Among the panelists is Kim Jordan, a parallel justice specialist who will speak as a former advocate for incarcerated domestic and sexual violence survivors housed at Chittenden Regional Correctional Facility.  She worked there as an outside contractor for three years and found overcrowded cells housing women convicted of mostly non-violent crimes.  She also found them living in what she characterizes as deplorable conditions.  “The maintenance folks were great in trying to keep up with all the things that kept breaking down. There was a time when the water stopped working and the folks housed there were instructed just not to drink any water and not to use the toilet. I think coupled with the sexual violence that has been perpetrated by certain correctional officers upon the people housed at the facility coupled with some other things coming to light I think is one of the reasons that this panel has been called to speak out. But these are problems that are not new.”  

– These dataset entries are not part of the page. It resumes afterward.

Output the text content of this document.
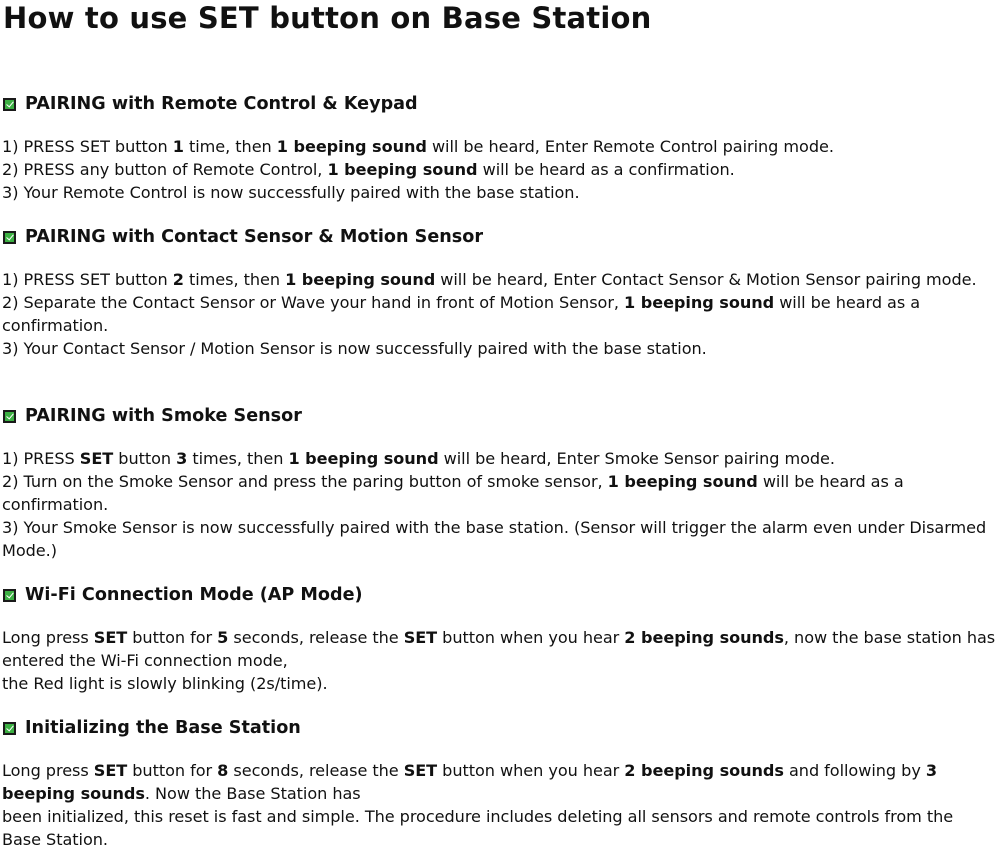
How to use SET button on Base Station
PAIRING with Remote Control & Keypad
1) PRESS SET button 1 time, then 1 beeping sound will be heard, Enter Remote Control pairing mode.
2) PRESS any button of Remote Control, 1 beeping sound will be heard as a confirmation.
3) Your Remote Control is now successfully paired with the base station.
PAIRING with Contact Sensor & Motion Sensor
1) PRESS SET button 2 times, then 1 beeping sound will be heard, Enter Contact Sensor & Motion Sensor pairing mode.
2) Separate the Contact Sensor or Wave your hand in front of Motion Sensor, 1 beeping sound will be heard as a confirmation.
3) Your Contact Sensor / Motion Sensor is now successfully paired with the base station.
PAIRING with Smoke Sensor
1) PRESS SET button 3 times, then 1 beeping sound will be heard, Enter Smoke Sensor pairing mode.
2) Turn on the Smoke Sensor and press the paring button of smoke sensor, 1 beeping sound will be heard as a confirmation.
3) Your Smoke Sensor is now successfully paired with the base station. (Sensor will trigger the alarm even under Disarmed Mode.)
Wi-Fi Connection Mode (AP Mode)
Long press SET button for 5 seconds, release the SET button when you hear 2 beeping sounds, now the base station has entered the Wi-Fi connection mode,
the Red light is slowly blinking (2s/time).
Initializing the Base Station
Long press SET button for 8 seconds, release the SET button when you hear 2 beeping sounds and following by 3 beeping sounds. Now the Base Station has
been initialized, this reset is fast and simple. The procedure includes deleting all sensors and remote controls from the Base Station.
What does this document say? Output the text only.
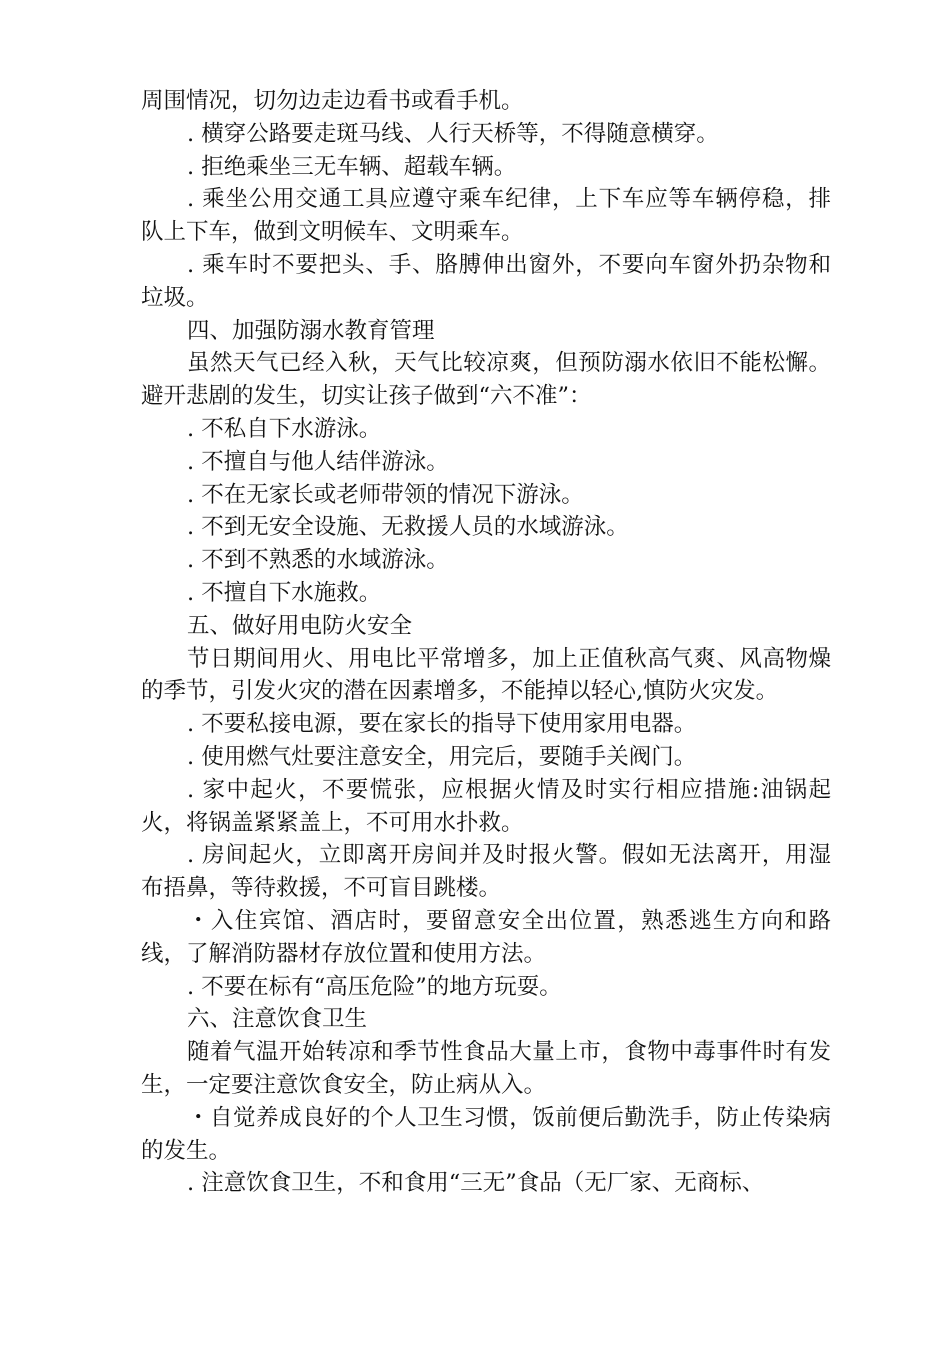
周围情况，切勿边走边看书或看手机。

. 横穿公路要走斑马线、人行天桥等，不得随意横穿。

. 拒绝乘坐三无车辆、超载车辆。

. 乘坐公用交通工具应遵守乘车纪律，上下车应等车辆停稳，排队上下车，做到文明候车、文明乘车。

. 乘车时不要把头、手、胳膊伸出窗外，不要向车窗外扔杂物和垃圾。

四、加强防溺水教育管理

虽然天气已经入秋，天气比较凉爽，但预防溺水依旧不能松懈。避开悲剧的发生，切实让孩子做到“六不准”：

. 不私自下水游泳。

. 不擅自与他人结伴游泳。

. 不在无家长或老师带领的情况下游泳。

. 不到无安全设施、无救援人员的水域游泳。

. 不到不熟悉的水域游泳。

. 不擅自下水施救。

五、做好用电防火安全

节日期间用火、用电比平常增多，加上正值秋高气爽、风高物燥的季节，引发火灾的潜在因素增多，不能掉以轻心,慎防火灾发。

. 不要私接电源，要在家长的指导下使用家用电器。

. 使用燃气灶要注意安全，用完后，要随手关阀门。

. 家中起火，不要慌张，应根据火情及时实行相应措施:油锅起火，将锅盖紧紧盖上，不可用水扑救。

. 房间起火，立即离开房间并及时报火警。假如无法离开，用湿布捂鼻，等待救援，不可盲目跳楼。

・入住宾馆、酒店时，要留意安全出位置，熟悉逃生方向和路线，了解消防器材存放位置和使用方法。

. 不要在标有“高压危险”的地方玩耍。

六、注意饮食卫生

随着气温开始转凉和季节性食品大量上市，食物中毒事件时有发生，一定要注意饮食安全，防止病从入。

・自觉养成良好的个人卫生习惯，饭前便后勤洗手，防止传染病的发生。

. 注意饮食卫生，不和食用“三无”食品（无厂家、无商标、
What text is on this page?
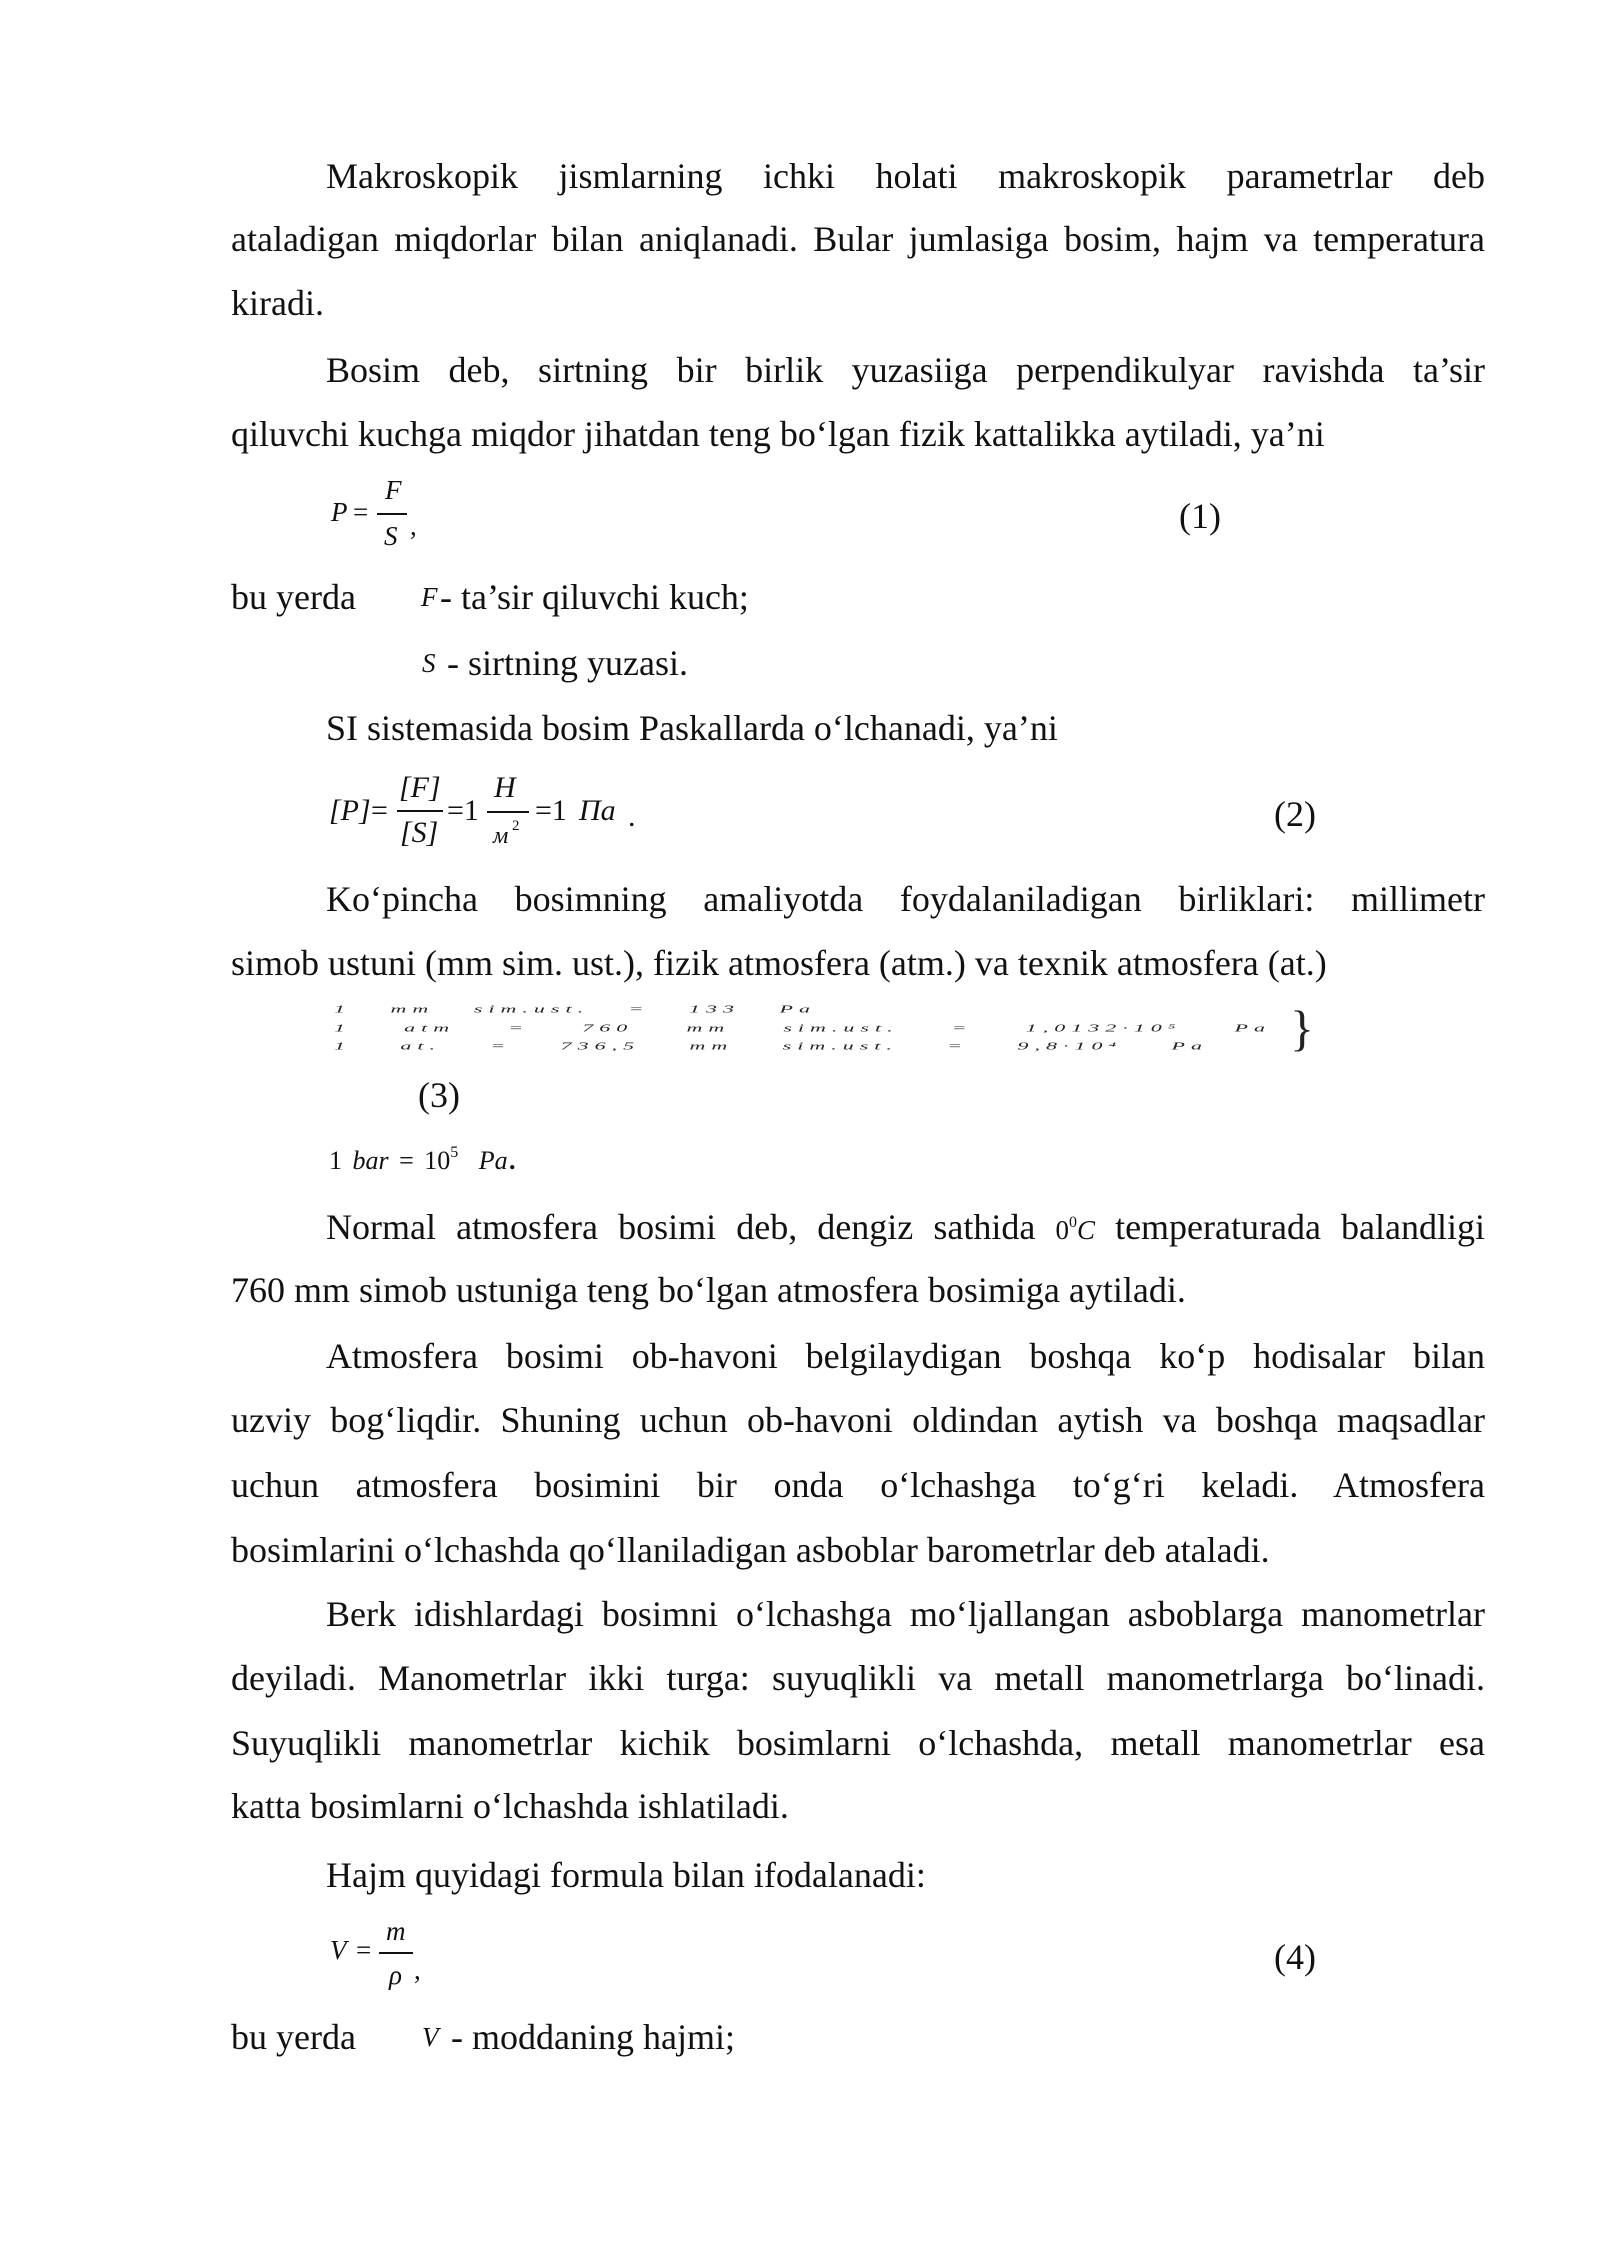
Makroskopik jismlarning ichki holati makroskopik parametrlar deb
ataladigan miqdorlar bilan aniqlanadi. Bular jumlasiga bosim, hajm va temperatura
kiradi.
Bosim deb, sirtning bir birlik yuzasiiga perpendikulyar ravishda ta’sir
qiluvchi kuchga miqdor jihatdan teng bo‘lgan fizik kattalikka aytiladi, ya’ni
P =
F
S ,	(1)
bu yerda F - ta’sir qiluvchi kuch;
S - sirtning yuzasi.
SI sistemasida bosim Paskallarda o‘lchanadi, ya’ni
[P] =
[F]
[S]
=1
Н
м 2 =1 Па .	(2)
Ko‘pincha bosimning amaliyotda foydalaniladigan birliklari: millimetr
simob ustuni (mm sim. ust.), fizik atmosfera (atm.) va texnik atmosfera (at.)
1 mm sim.ust. = 133 Pa
1 atm = 760 mm sim.ust. = 1,0132·10⁵ Pa
1 at. = 736,5 mm sim.ust. = 9,8·10⁴ Pa }
(3)
1 bar = $10^5$ Pa.
Normal atmosfera bosimi deb, dengiz sathida $0^0C$ temperaturada balandligi
760 mm simob ustuniga teng bo‘lgan atmosfera bosimiga aytiladi.
Atmosfera bosimi ob-havoni belgilaydigan boshqa ko‘p hodisalar bilan
uzviy bog‘liqdir. Shuning uchun ob-havoni oldindan aytish va boshqa maqsadlar
uchun atmosfera bosimini bir onda o‘lchashga to‘g‘ri keladi. Atmosfera
bosimlarini o‘lchashda qo‘llaniladigan asboblar barometrlar deb ataladi.
Berk idishlardagi bosimni o‘lchashga mo‘ljallangan asboblarga manometrlar
deyiladi. Manometrlar ikki turga: suyuqlikli va metall manometrlarga bo‘linadi.
Suyuqlikli manometrlar kichik bosimlarni o‘lchashda, metall manometrlar esa
katta bosimlarni o‘lchashda ishlatiladi.
Hajm quyidagi formula bilan ifodalanadi:
V =
m
ρ ,	(4)
bu yerda V - moddaning hajmi;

ACLU of Vermont Executive Director James Duff Lyall says the organization has heard numerous complaints about conditions at the prison.  “The women in this facility we’re concerned as being denied basic services too frequently and that there needs to be more transparency and for public scrutiny of this facility. The ACLU’s position of this facility really should be replaced and the majority of the women there should be diverted to alternatives other than incarceration given the very high incidents of abuse and other issues. They’re more appropriate to treatment and rehabilitation than incarceration.”

Calls to the Vermont Department of Corrections were not returned in time for broadcast.

The panel discussion on conditions at Chittenden Regional Correctional Facility begins at 6:30 at the Outright Youth Center In Burlington’s Multigenerational Center on North Winooski Avenue.  A non-violent protest is planned in front of the prison on Sunday.